I hit my head so hard. I looked at the room full of people and fully HALF of them were sitting there in severe pain, holding their heads.
It appeared to me that the first person hit their head, the person behind them saw and didn't hit theirs, but failed to warn the person behind them. And so it repeated. Not one person was warned about hitting their head in time to keep them from hitting their head.
Later that day, I remember someone asking me, "how is your head?" In that religion, we tried not to talk about or mention any illness.
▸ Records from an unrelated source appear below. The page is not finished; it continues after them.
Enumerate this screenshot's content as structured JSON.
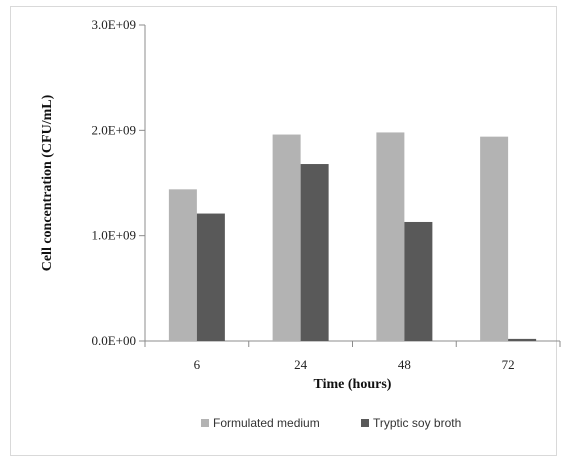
{
  "chart_data": {
    "type": "bar",
    "categories": [
      "6",
      "24",
      "48",
      "72"
    ],
    "series": [
      {
        "name": "Formulated medium",
        "values": [
          1440000000.0,
          1960000000.0,
          1980000000.0,
          1940000000.0
        ],
        "color": "#b3b3b3"
      },
      {
        "name": "Tryptic soy broth",
        "values": [
          1210000000.0,
          1680000000.0,
          1130000000.0,
          20000000.0
        ],
        "color": "#595959"
      }
    ],
    "title": "",
    "xlabel": "Time (hours)",
    "ylabel": "Cell concentration (CFU/mL)",
    "ylim": [
      0,
      3000000000
    ],
    "yticks": [
      {
        "value": 0,
        "label": "0.0E+00"
      },
      {
        "value": 1000000000,
        "label": "1.0E+09"
      },
      {
        "value": 2000000000,
        "label": "2.0E+09"
      },
      {
        "value": 3000000000,
        "label": "3.0E+09"
      }
    ],
    "grid": false,
    "legend_position": "bottom"
  }
}
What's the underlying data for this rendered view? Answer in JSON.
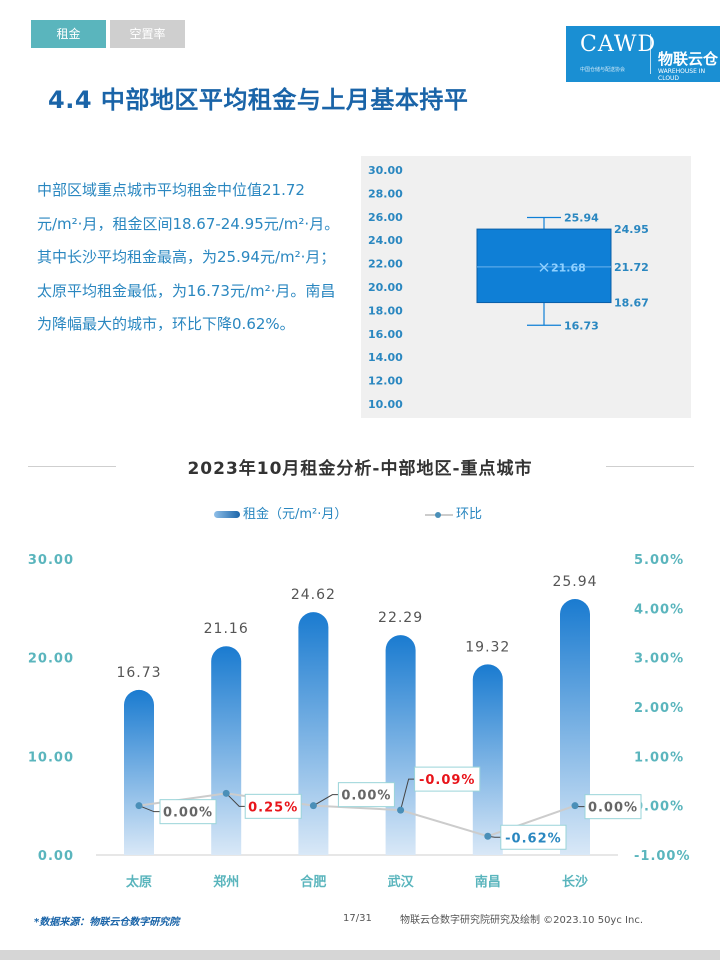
{
  "tabs": [
    {
      "label": "租金",
      "active": true
    },
    {
      "label": "空置率",
      "active": false
    }
  ],
  "logo": {
    "brand": "CAWD",
    "sub": "中国仓储与配送协会",
    "name": "物联云仓",
    "name_en": "WAREHOUSE IN CLOUD"
  },
  "page_title": "4.4 中部地区平均租金与上月基本持平",
  "description": [
    "中部区域重点城市平均租金中位值21.72元/m²·月，租金区间18.67-24.95元/m²·月。",
    "其中长沙平均租金最高，为25.94元/m²·月；太原平均租金最低，为16.73元/m²·月。南昌为降幅最大的城市，环比下降0.62%。"
  ],
  "colors": {
    "accent": "#1a64a8",
    "bar_top": "#1a7bd0",
    "bar_bottom": "#d9e8f7",
    "teal": "#5ab5bd",
    "negative": "#e8141a",
    "box_fill": "#0f7fd6"
  },
  "chart_data": [
    {
      "type": "box",
      "yticks": [
        "30.00",
        "28.00",
        "26.00",
        "24.00",
        "22.00",
        "20.00",
        "18.00",
        "16.00",
        "14.00",
        "12.00",
        "10.00"
      ],
      "ylim": [
        10,
        30
      ],
      "max": 25.94,
      "q3": 24.95,
      "median": 21.72,
      "mean": 21.68,
      "q1": 18.67,
      "min": 16.73,
      "labels": {
        "max": "25.94",
        "q3": "24.95",
        "median": "21.72",
        "mean": "21.68",
        "q1": "18.67",
        "min": "16.73"
      }
    },
    {
      "type": "bar",
      "title": "2023年10月租金分析-中部地区-重点城市",
      "categories": [
        "太原",
        "郑州",
        "合肥",
        "武汉",
        "南昌",
        "长沙"
      ],
      "series": [
        {
          "name": "租金（元/m²·月）",
          "values": [
            16.73,
            21.16,
            24.62,
            22.29,
            19.32,
            25.94
          ],
          "labels": [
            "16.73",
            "21.16",
            "24.62",
            "22.29",
            "19.32",
            "25.94"
          ]
        },
        {
          "name": "环比",
          "type": "line",
          "values": [
            0.0,
            0.25,
            0.0,
            -0.09,
            -0.62,
            0.0
          ],
          "labels": [
            "0.00%",
            "0.25%",
            "0.00%",
            "-0.09%",
            "-0.62%",
            "0.00%"
          ]
        }
      ],
      "ylim": [
        0,
        30
      ],
      "yticks": [
        "0.00",
        "10.00",
        "20.00",
        "30.00"
      ],
      "y2lim": [
        -1,
        5
      ],
      "y2ticks": [
        "-1.00%",
        "0.00%",
        "1.00%",
        "2.00%",
        "3.00%",
        "4.00%",
        "5.00%"
      ]
    }
  ],
  "footer": {
    "source": "*数据来源：物联云仓数字研究院",
    "page": "17/31",
    "org": "物联云仓数字研究院研究及绘制 ©2023.10 50yc Inc."
  }
}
It was called "a false belief," and if you talked about it, the idea was that it would "become more real." So illnesses and imperfections were to be ignored.
I told this kind, thoughtful person: "I am trying not to think about it." My head hurt, I assure you. It ached and hurt so badly. I had no pain killer. The religion "didn't believe in pain killer." So we didn't buy any (to buy pain killer would to admit that we might, at some future time, be in pain. So to not buy it, was to deny pain's existence), or take any: ever.
The man who asked me looked a little embarrassed. The poor man. He had tried to be kind and empathetic. And I had answered his kind question with "I am trying not to think about [my aching head]." He apologized and we moved on. I felt sad that he had expressed care and I had dismissed him due to the nature of the "religion's rules."
I never got medical care for that concussion, either. I think this was my 2nd worst concussion. I don't remember how long it hurt.
Concussion in 2014
We moved to a new home in 2014, and I was mowing the lawn. I walked straight into the underside of our deck. Ka-blam.
I cut my forehead. it was ugly and bleeding. I went inside the house and just sat on the stairway and cried and cried. I was so upset that I had had yet another "probable concussion."
I was still in the religious belief system where I didn't get medical care.
My partner came in the house, saw me, and went back outside to talk with a neighbor. I wish I was joking or exaggerating. Lovely religious belief, isn't it? I wanted care. I wanted to go to the doctor. I sat there, on the step, crying and alone, trying to ignore the fact that my head hurt like crazy.
I have an odd-shaped scar in the middle of my forehead from this concussion.
Concussion in 2019
It's been a hell of a year. My most recent concussion, I blog about in the next post. I would say it's the concussion that hurt the least.
It was also the first concussion I've had where I got medical care. It was oddly reassuring that this one was a concussion. It verified for me that I have had previous concussions. Worse than this one.
Going Forward ...
The doctor at the Emergency Room recently told me that over time, the symptoms (from this concussion) would abate. My worse double-vision, the pain, the nausea, and other things.
So, a medical nurse acquaintance told me: "don't get another one for the next 6 months." Good to know. Too bad I banged my head on my car door the next day. It was more of a "swipe," actually.
I took some Aleve to handle my pain that evening, and some more in the morning. I often forget that pain killer exists. I am starting to remember that it exists. So, that's good.
Going forward, I will try not to hit my head. I will try to navigate this world where I see everything in duplicate. Seeing double is no fun, I assure you. New things are confusing and take time for me to interpret. But that's a subject for another blog post.